Jika dirunut berdasarkan stempel waktunya, by.U menjadi produk prabayar digital pertama yang diluncurkan di Indonesia (Oktober 2019). Kemudian disusul oleh Switch Mobile (Maret 2020), Live.On (Oktober 2020), dan MPWR (Desember 2020). Hampir dua tahun berselang, apakah produk-produk tersebut mampu mendisrupsi keberadaan kartu-kartu yang sudah lama beredar di pasaran? Apakah branding dan pendekatan baru dapat mencuri perhatian konsumen?

Hipotesis di atas sebetulnya dapat dipatahkan dengan mudah mengingat layanan Switch Mobile keburu dihentikan di usia yang belum genap setahun. Pihak Switch tidak merinci alasan di balik penutupan ini. Kita bisa saja berasumsi layanan ini gagal di pasaran. Mungkin juga diakibatkan konsumen tidak terbiasa menikmati layanan seluler dengan cara baru. Atau bisa saja kurangnya awareness akibat situasi pandemi Covid-19 yang menyulitkan penyedia layanan memasasarkan produk secara offline.

Asumsi lainnya, pasar seluler memang sudah jenuh sehingga sulit untuk memperoleh traction secara signifikan. Ditambah lagi, target pasarnya saja segmented, bukan mass market.

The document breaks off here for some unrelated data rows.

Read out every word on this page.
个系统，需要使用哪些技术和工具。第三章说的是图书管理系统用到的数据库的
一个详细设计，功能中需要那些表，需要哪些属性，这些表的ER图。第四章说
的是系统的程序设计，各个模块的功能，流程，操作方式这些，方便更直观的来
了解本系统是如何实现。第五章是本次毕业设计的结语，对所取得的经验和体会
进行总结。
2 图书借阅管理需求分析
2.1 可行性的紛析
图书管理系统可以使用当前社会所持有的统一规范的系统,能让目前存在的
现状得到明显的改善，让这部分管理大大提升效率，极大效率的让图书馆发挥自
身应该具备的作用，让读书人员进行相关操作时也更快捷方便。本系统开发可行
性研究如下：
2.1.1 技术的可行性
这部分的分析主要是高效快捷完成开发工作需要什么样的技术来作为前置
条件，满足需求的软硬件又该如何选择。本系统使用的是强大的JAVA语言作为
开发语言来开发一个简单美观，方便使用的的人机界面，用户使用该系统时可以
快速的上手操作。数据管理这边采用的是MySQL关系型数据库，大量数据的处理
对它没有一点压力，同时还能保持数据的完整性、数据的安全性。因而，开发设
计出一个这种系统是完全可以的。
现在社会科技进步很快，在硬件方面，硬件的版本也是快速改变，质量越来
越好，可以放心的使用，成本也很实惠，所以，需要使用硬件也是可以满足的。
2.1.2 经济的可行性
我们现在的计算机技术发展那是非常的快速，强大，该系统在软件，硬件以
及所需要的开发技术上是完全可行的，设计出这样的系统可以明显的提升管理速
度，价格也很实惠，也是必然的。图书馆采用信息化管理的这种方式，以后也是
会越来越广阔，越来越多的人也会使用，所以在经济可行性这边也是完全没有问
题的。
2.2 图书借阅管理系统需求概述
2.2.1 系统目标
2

Mengutip Katadata, Badan Pusat Statistik (BPS) mencatat pengguna kartu seluler mencapai 341,28 juta di 2019, turun dari 435,1 juta di 2017. Penetrasinya melampaui jumlah penduduk dengan 269,6 juta jiwa di 2019.

Platform Provider Rating
by.U Telkomsel 4.5 (5M+ downloads)
Live On XL Axiata 3.7 (100K+ downloads)
MPWR Indosat Ooredoo 2.7 (1M+ downloads)
Switch Mobile Smartfren Terminated

Kami mencoba memvalidasi hal ini ke setiap penyedia layanan prabayar digital, tetapi sebagian besar enggan membagikan datanya. Hanya Telkomsel yang mau mengungkap sedikit informasinya. Disampaikan by.U Principal Growth Lead Riko Ringgoanto, pengguna by.U mencapai 2,5 juta setelah dua tahun meluncur. Artinya, by.U baru berkontribusi 1,4% dari total 169,2 juta pelanggan Telkomsel di semester I 2021.

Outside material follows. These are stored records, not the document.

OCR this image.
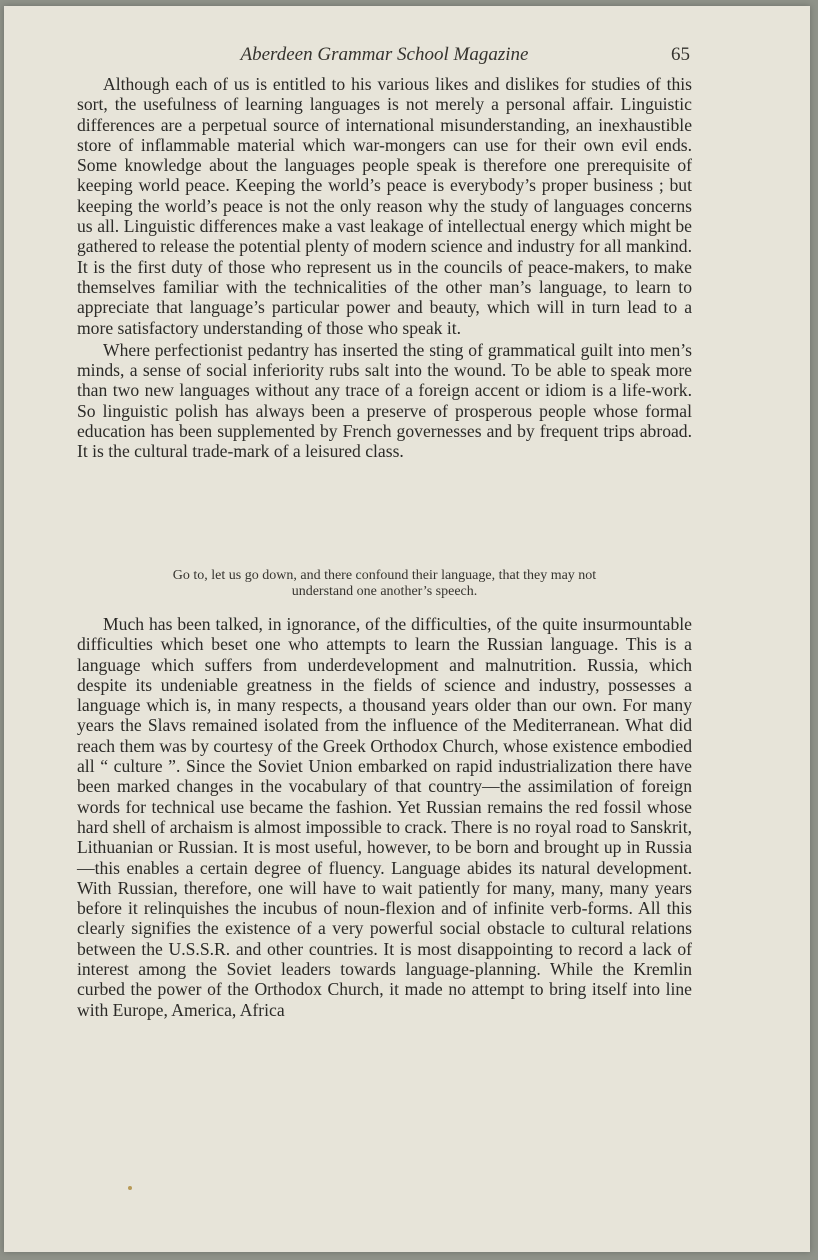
Aberdeen Grammar School Magazine	65

Although each of us is entitled to his various likes and dislikes for studies of this sort, the usefulness of learning languages is not merely a personal affair. Linguistic differences are a perpetual source of international misunderstanding, an inexhaustible store of inflammable material which war-mongers can use for their own evil ends. Some knowledge about the languages people speak is therefore one prerequisite of keeping world peace. Keeping the world’s peace is everybody’s proper business ; but keeping the world’s peace is not the only reason why the study of languages concerns us all. Linguistic differences make a vast leakage of intellectual energy which might be gathered to release the potential plenty of modern science and industry for all mankind. It is the first duty of those who represent us in the councils of peace-makers, to make themselves familiar with the technicalities of the other man’s language, to learn to appreciate that language’s particular power and beauty, which will in turn lead to a more satisfactory understanding of those who speak it.

Where perfectionist pedantry has inserted the sting of grammatical guilt into men’s minds, a sense of social inferiority rubs salt into the wound. To be able to speak more than two new languages without any trace of a foreign accent or idiom is a life-work. So linguistic polish has always been a preserve of prosperous people whose formal education has been supplemented by French governesses and by frequent trips abroad. It is the cultural trade-mark of a leisured class.

Go to, let us go down, and there confound their language, that they may not
understand one another’s speech.

Much has been talked, in ignorance, of the difficulties, of the quite insurmountable difficulties which beset one who attempts to learn the Russian language. This is a language which suffers from underdevelopment and malnutrition. Russia, which despite its undeniable greatness in the fields of science and industry, possesses a language which is, in many respects, a thousand years older than our own. For many years the Slavs remained isolated from the influence of the Mediterranean. What did reach them was by courtesy of the Greek Orthodox Church, whose existence embodied all “ culture ”. Since the Soviet Union embarked on rapid industrialization there have been marked changes in the vocabulary of that country—the assimilation of foreign words for technical use became the fashion. Yet Russian remains the red fossil whose hard shell of archaism is almost impossible to crack. There is no royal road to Sanskrit, Lithuanian or Russian. It is most useful, however, to be born and brought up in Russia—this enables a certain degree of fluency. Language abides its natural development. With Russian, therefore, one will have to wait patiently for many, many, many years before it relinquishes the incubus of noun-flexion and of infinite verb-forms. All this clearly signifies the existence of a very powerful social obstacle to cultural relations between the U.S.S.R. and other countries. It is most disappointing to record a lack of interest among the Soviet leaders towards language-planning. While the Kremlin curbed the power of the Orthodox Church, it made no attempt to bring itself into line with Europe, America, Africa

Menurut Riko, pencapaian itu sudah melebihi ekspektasi awal. Target ini bahkan sudah memperhitungkan faktor Covid-19 di mana konsumen cenderung mengurangi pengeluarannya. Dengan capaian jumlah dan engagement pengguna saat ini, ia menyebut by.U sudah product-market fit.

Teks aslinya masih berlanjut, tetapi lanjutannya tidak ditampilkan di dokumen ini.